DELİLLER : Mahkememizce taraf teşkili sağlanmış davanın taraflarına delillerini ibraz etme olanağı tanınmış uyuşmazlığın çözümü için gereken bütün deliller toplanmıştır.
Taraflarca Kayseri Genel İcra Dairesi’nin … Esas sayılı takip dosyasına, taraflar arasında tanzim edilen … tarihli hazır beton sözleşmesine, Kayseri 8. Noterliği’nin 25/10/2019 tarihli ve … yevmiye nolu ihtarnamesine, Kayseri 6. Noterliği’nin 08/11/2019 tarihli ve … yevmiye nolu ihtarnamesine, ticari defter ve kayıtlara, çek giriş kayıtlarına, banka ödeme dekontlarına, tapu kayıtlarına, cari hesap kayıtlarına ve bilirkişi incelemesine delil olarak dayanılmıştır.
Taraflar arasında düzenlenen … tarihli hazır beton sözleşmesi örneği dosyaya sunulmuştur.
Kayseri Genel İcra Dairesi’nin … Esas sayılı takip dosyası celp edilmiştir. Takip dosyasının incelemesinde; … Petrol ve Petrol Ürün. San. Ve Tic. Ltd. Şti. tarafından … Endüstrisi Sanayi ve Ticaret A.Ş. aleyhine 383.013,36-TL asıl alacak ve 19.848,49-TL 30/10/2019 ile 04/02/2020 tarihleri arasında işlemiş faiz olmak üzere toplam 402.861,85-TL alacak için ilamsız icra takibi başlatıldığı, ödeme emrinin borçluya tebliğ edildiği, borçlu vekili tarafından yapılan itiraz üzerine icra müdürlüğünce bu borçlular yönünden İİK’nun 62 – 66. maddeleri gereği itiraz nedeni ile takibin durdurulmasına karar verildiği anlaşılmıştır.
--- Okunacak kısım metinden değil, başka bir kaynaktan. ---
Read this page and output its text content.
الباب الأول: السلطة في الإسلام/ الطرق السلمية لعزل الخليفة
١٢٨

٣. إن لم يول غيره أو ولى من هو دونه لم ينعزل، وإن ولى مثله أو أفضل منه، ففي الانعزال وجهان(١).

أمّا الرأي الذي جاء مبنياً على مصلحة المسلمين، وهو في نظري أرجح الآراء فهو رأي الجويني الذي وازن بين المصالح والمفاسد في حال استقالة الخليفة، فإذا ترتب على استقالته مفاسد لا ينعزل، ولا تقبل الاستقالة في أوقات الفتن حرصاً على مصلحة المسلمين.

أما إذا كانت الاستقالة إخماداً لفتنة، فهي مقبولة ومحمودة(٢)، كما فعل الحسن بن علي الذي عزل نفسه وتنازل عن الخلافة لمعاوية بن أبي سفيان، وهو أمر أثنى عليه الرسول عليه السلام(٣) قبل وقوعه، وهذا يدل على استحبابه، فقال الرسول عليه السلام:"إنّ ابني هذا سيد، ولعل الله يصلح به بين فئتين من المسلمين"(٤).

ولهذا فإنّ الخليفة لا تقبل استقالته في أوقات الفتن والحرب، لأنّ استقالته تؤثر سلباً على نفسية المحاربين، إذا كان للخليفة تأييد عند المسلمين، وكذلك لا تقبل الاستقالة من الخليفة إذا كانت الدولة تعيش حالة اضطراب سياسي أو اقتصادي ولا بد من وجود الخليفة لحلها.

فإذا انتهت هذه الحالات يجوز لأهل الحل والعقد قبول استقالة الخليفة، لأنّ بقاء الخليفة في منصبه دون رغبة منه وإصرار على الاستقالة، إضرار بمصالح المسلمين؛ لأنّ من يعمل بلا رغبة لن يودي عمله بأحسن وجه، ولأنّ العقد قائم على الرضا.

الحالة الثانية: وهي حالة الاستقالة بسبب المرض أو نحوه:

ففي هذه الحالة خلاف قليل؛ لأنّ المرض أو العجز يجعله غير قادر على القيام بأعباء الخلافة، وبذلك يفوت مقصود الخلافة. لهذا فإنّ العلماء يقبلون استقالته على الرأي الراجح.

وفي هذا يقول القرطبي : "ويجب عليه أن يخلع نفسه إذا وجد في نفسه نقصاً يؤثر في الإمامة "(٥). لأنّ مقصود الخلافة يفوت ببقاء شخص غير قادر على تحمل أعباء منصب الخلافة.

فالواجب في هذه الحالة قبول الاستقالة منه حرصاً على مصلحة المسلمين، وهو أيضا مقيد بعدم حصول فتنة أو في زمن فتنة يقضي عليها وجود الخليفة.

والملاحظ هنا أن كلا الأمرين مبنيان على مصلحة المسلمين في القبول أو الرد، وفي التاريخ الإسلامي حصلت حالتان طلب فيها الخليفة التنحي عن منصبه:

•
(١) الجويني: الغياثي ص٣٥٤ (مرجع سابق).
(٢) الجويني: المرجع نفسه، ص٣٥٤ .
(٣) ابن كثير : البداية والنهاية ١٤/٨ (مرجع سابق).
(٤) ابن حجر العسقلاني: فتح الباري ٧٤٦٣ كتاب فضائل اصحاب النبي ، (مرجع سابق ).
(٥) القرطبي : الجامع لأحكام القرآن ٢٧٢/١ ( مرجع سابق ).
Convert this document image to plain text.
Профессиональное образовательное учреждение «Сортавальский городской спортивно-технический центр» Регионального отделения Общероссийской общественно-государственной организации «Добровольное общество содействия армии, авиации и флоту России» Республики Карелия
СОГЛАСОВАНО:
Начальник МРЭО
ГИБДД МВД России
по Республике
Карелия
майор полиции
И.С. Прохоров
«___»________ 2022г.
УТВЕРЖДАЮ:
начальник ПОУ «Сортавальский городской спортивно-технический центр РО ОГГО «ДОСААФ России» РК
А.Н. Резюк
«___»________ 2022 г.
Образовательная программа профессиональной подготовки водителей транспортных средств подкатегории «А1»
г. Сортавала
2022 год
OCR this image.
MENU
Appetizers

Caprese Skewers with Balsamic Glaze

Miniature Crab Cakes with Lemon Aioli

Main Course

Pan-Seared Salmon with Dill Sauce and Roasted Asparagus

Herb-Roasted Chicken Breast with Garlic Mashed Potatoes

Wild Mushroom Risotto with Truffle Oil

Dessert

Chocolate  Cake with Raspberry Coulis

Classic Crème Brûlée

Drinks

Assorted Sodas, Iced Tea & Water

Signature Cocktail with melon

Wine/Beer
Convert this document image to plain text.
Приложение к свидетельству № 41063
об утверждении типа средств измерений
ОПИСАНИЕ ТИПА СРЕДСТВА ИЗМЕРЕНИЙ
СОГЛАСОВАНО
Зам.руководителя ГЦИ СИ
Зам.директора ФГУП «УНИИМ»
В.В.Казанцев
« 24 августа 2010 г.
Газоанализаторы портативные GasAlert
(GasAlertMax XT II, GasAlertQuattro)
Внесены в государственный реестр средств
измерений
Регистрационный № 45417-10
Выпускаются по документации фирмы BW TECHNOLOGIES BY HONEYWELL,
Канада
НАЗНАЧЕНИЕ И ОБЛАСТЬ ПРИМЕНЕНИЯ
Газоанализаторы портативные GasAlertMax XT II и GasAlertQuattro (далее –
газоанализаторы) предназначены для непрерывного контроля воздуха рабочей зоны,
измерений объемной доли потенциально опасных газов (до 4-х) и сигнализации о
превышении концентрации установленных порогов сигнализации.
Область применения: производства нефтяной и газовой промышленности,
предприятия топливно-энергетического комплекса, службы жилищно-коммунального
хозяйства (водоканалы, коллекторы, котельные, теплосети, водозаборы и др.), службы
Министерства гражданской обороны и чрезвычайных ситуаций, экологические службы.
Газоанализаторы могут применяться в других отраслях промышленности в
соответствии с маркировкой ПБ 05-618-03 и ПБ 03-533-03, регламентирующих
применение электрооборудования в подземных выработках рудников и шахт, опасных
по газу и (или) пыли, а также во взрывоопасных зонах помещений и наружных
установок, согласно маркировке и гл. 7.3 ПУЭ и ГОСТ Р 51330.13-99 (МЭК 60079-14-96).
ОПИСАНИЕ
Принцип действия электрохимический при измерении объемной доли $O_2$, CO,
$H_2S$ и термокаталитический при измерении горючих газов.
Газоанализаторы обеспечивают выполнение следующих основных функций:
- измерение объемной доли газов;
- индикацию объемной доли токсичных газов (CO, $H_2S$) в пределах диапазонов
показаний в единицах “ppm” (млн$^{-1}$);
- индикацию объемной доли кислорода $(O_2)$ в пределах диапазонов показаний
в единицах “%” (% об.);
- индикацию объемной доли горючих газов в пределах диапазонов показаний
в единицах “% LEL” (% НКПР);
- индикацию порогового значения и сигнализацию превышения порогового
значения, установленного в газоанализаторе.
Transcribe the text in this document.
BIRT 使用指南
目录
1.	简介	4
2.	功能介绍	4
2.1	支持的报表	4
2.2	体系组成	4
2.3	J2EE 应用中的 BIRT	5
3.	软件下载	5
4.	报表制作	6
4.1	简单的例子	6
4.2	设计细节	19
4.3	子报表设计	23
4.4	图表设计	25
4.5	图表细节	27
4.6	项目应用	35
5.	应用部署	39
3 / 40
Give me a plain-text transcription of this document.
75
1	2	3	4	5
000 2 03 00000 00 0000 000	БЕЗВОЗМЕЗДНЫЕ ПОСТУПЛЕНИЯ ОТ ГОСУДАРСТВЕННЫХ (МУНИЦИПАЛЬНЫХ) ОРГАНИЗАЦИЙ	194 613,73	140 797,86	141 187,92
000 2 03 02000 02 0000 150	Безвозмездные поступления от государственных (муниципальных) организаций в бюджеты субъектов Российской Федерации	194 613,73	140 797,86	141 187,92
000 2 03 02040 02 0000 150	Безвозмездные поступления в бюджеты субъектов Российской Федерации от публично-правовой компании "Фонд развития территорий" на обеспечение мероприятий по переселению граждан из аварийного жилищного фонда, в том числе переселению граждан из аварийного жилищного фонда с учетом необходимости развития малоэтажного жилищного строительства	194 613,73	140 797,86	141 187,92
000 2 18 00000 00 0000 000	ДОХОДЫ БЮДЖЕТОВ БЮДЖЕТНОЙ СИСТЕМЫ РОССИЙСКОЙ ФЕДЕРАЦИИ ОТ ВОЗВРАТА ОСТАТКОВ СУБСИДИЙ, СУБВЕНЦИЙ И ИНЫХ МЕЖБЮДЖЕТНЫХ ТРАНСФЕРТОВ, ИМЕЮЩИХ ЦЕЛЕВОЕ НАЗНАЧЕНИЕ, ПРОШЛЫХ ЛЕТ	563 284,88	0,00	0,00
Kayseri 8. Noterliği’ne müzekkere yazılarak, 25/10/2019 tarihli ve … yevmiye numaralı ihtarnamesinin muhataplarına tebliğini gösterir tebligat mazbatası suretinin gönderilmesi istenmiştir. Bu müzekkeremize 07/08/2020 tarihli yazı ile cevap verilmiş, istenilen belge örneği gönderilmiştir.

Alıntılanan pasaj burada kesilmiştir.